Nonetheless, the Defendants urge this Court to deny remand as it did in Citrano v. John Crane-Houdaille, Inc., 1 F.Supp. 3d (D. Md. 2014), citing the "substantially similar issues" that case presented. ECF No. 94 at 2. There, however, General Electric's ("GE's") evidence established that the Navy "exert[ed] close control over communications provided by GE, " GE would not have been permitted to affix warnings "unless directed by the Navy, " and had GE included "information in its manuals not expressly called for by the Navy, the Navy would have rejected the manual." 1 F.Supp. 3d at 468 (internal quotation marks omitted). In contrast here, the Plaintiffs' evidence suggests that the Coast Guard issued sparse warning specifications; yet, the Defendants provided no evidence of compliance with those minimum requirements.

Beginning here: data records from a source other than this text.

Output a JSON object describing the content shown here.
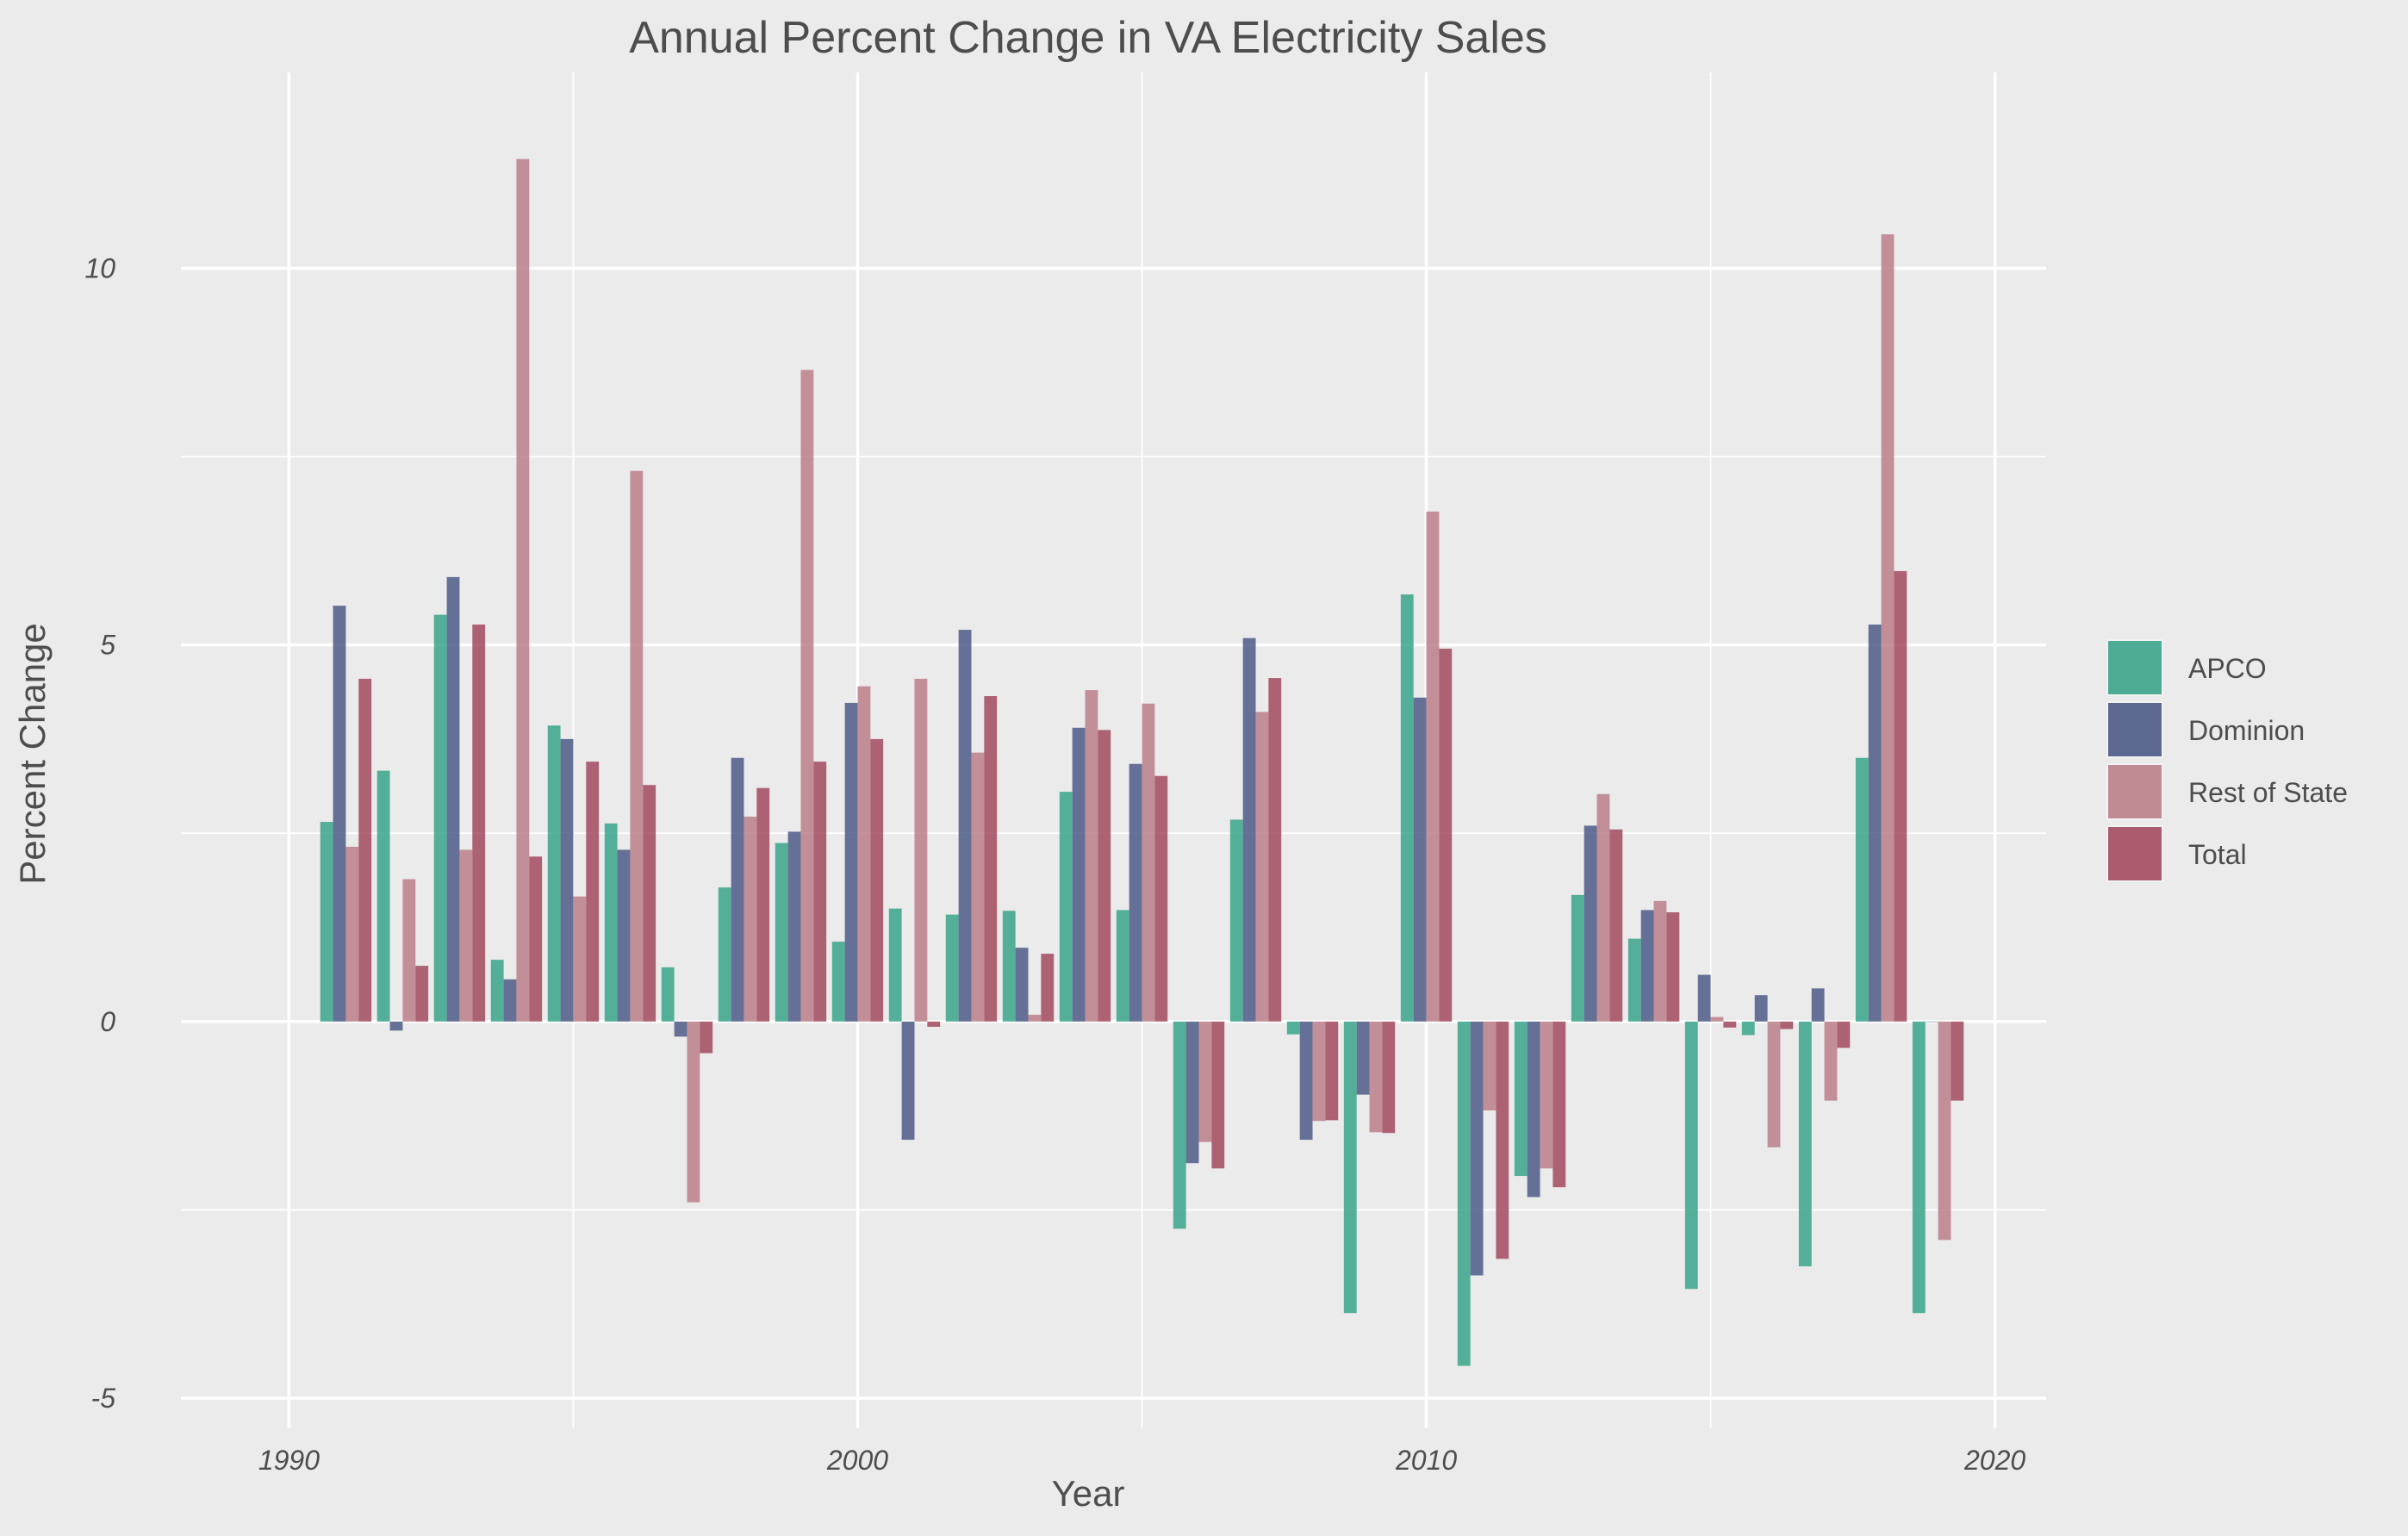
{
  "chart_data": {
    "type": "bar",
    "title": "Annual Percent Change in VA Electricity Sales",
    "xlabel": "Year",
    "ylabel": "Percent Change",
    "xlim": [
      1988.1,
      2020.9
    ],
    "ylim": [
      -5.4,
      12.6
    ],
    "x_ticks": [
      1990,
      2000,
      2010,
      2020
    ],
    "y_ticks": [
      -5,
      0,
      5,
      10
    ],
    "grid": true,
    "legend_position": "right",
    "years": [
      1991,
      1992,
      1993,
      1994,
      1995,
      1996,
      1997,
      1998,
      1999,
      2000,
      2001,
      2002,
      2003,
      2004,
      2005,
      2006,
      2007,
      2008,
      2009,
      2010,
      2011,
      2012,
      2013,
      2014,
      2015,
      2016,
      2017,
      2018,
      2019
    ],
    "series": [
      {
        "name": "APCO",
        "color": "#3aa48a",
        "values": [
          2.65,
          3.33,
          5.4,
          0.82,
          3.93,
          2.63,
          0.72,
          1.78,
          2.37,
          1.06,
          1.5,
          1.42,
          1.47,
          3.05,
          1.48,
          -2.75,
          2.68,
          -0.17,
          -3.87,
          5.67,
          -4.57,
          -2.05,
          1.68,
          1.1,
          -3.55,
          -0.18,
          -3.25,
          3.5,
          -3.87
        ]
      },
      {
        "name": "Dominion",
        "color": "#4c5a86",
        "values": [
          5.52,
          -0.12,
          5.9,
          0.56,
          3.75,
          2.28,
          -0.2,
          3.5,
          2.52,
          4.23,
          -1.57,
          5.2,
          0.98,
          3.9,
          3.42,
          -1.88,
          5.09,
          -1.57,
          -0.97,
          4.3,
          -3.37,
          -2.33,
          2.6,
          1.48,
          0.62,
          0.35,
          0.44,
          5.27,
          0.0
        ]
      },
      {
        "name": "Rest of State",
        "color": "#bb7f89",
        "values": [
          2.32,
          1.89,
          2.28,
          11.45,
          1.66,
          7.31,
          -2.4,
          2.72,
          8.65,
          4.45,
          4.55,
          3.57,
          0.09,
          4.4,
          4.22,
          -1.6,
          4.11,
          -1.32,
          -1.47,
          6.77,
          -1.18,
          -1.95,
          3.02,
          1.6,
          0.06,
          -1.67,
          -1.05,
          10.45,
          -2.9
        ]
      },
      {
        "name": "Total",
        "color": "#a24a5e",
        "values": [
          4.55,
          0.74,
          5.27,
          2.19,
          3.45,
          3.14,
          -0.42,
          3.1,
          3.45,
          3.75,
          -0.07,
          4.32,
          0.9,
          3.87,
          3.26,
          -1.95,
          4.56,
          -1.31,
          -1.48,
          4.95,
          -3.15,
          -2.2,
          2.55,
          1.45,
          -0.08,
          -0.1,
          -0.35,
          5.98,
          -1.05
        ]
      }
    ]
  }
}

Compare Joyner, 2013 WL 877125, at *7-*8 (Rear Admiral swore that the Navy had "precise specifications" for any communications accompanying equipment for Navy ships and that defendant conformed to the specifications); Nesbiet v. Gen. Elec. Co., 399 F.Supp.2d 205, 211-13 (S.D.N.Y. 2005) (GE's affidavit established Navy control over the content of warnings - and the Navy's likely rejection of any equipment with warnings that deviated from its specifications).

As to the third prong of the colorable federal defense test, the Defendants assert that the Baker and Lemley Affidavits, and its exhibits four through six, show that "the Coast Guard had some level of knowledge of the hazards associated with the installation of an asbestos-containing product." ECF No. 94 at 8. Assuming, arguendo, that were true, the burden is on the Defendants to show more than that the government merely had "some knowledge" of asbestos dangers; rather, the Defendants must show that the government knew as much or more than Hopeman did. See Joyner, 2013 WL 877125, at *7; Ramey, 874 F.2d at 951.

Neither the Baker nor the Lemley Affidavit addresses the relative degree to which the Coast Guard was aware of the dangers posed by asbestos products. See ECF Nos. 94-2 at 1-2; 94-4. The Lemley Affidavit explains the process by which asbestos was tested or approved for use, but from this it does not follow that the Coast Guard knew about the dangers asbestos posed to workers. Exhibits four and five are Coast Guard exhibit lists from 1968 and 1972, respectively, which merely show that asbestos-containing marinate was an approved product. See ECF Nos. 94-5 at 4; 94-6 at 4. Exhibit Six - the 1943 Safety Report - recognizes asbestosis as a "common" industrial disease, and recommends segregating jobs involving asbestos dust and "[p]eriodic medical examinations" for workers. ECF No. 94-7 at 10, 13. Taken alone, however, Exhibit Six is insufficient to have discharged Hopeman's duty under the third prong. See, e.g., Joyner, 2013 WL 877125, at *7-*8 (defendant presented colorable federal defense to failure to warn claim by alleging, inter alia, that the "the Navy possessed knowledge regarding the hazards of asbestos equal to or superior to its equipment suppliers'"); Nesbiet, 399 F.Supp.2d at 212 (finding Betts's declaration that Navy knowledge of asbestos risks was "state-of-the-art" sufficient to show that "the Navy would have known of any dangers that were known to GE").

Even broadly construing the right of removal under the federal officer removal statute, Kolibash, 872 F.2d at 576, the Defendants have not raised a colorable federal defense to the Plaintiffs' failure to warn claims, see McCurdy v. John Crane-Houdaille, Inc., No. CIV. WDQ-07-2681, 2013 WL 3155445, at *4 (D. Md. June 19, 2013) (remanding suit when removing defendant "submitted no affidavits explaining the Navy's procedures about warnings or the extent of its own or the Navy's knowledge of the dangers of asbestos, " and provided no "exhibits indicat[ing] that it gave any warnings or that the government knew more about the dangers than it did"). Thus, the Court need not address whether the "causal connection" element is met. See Pack, 857 F.Supp. at 28 ("A defendant who satisfies [both] elements... gains access to federal court...."). Removal was improper under § 1442(a), and the motion to remand will be granted.[16]

III. Conclusion

For the reasons stated above, the Plaintiffs' motion will be granted.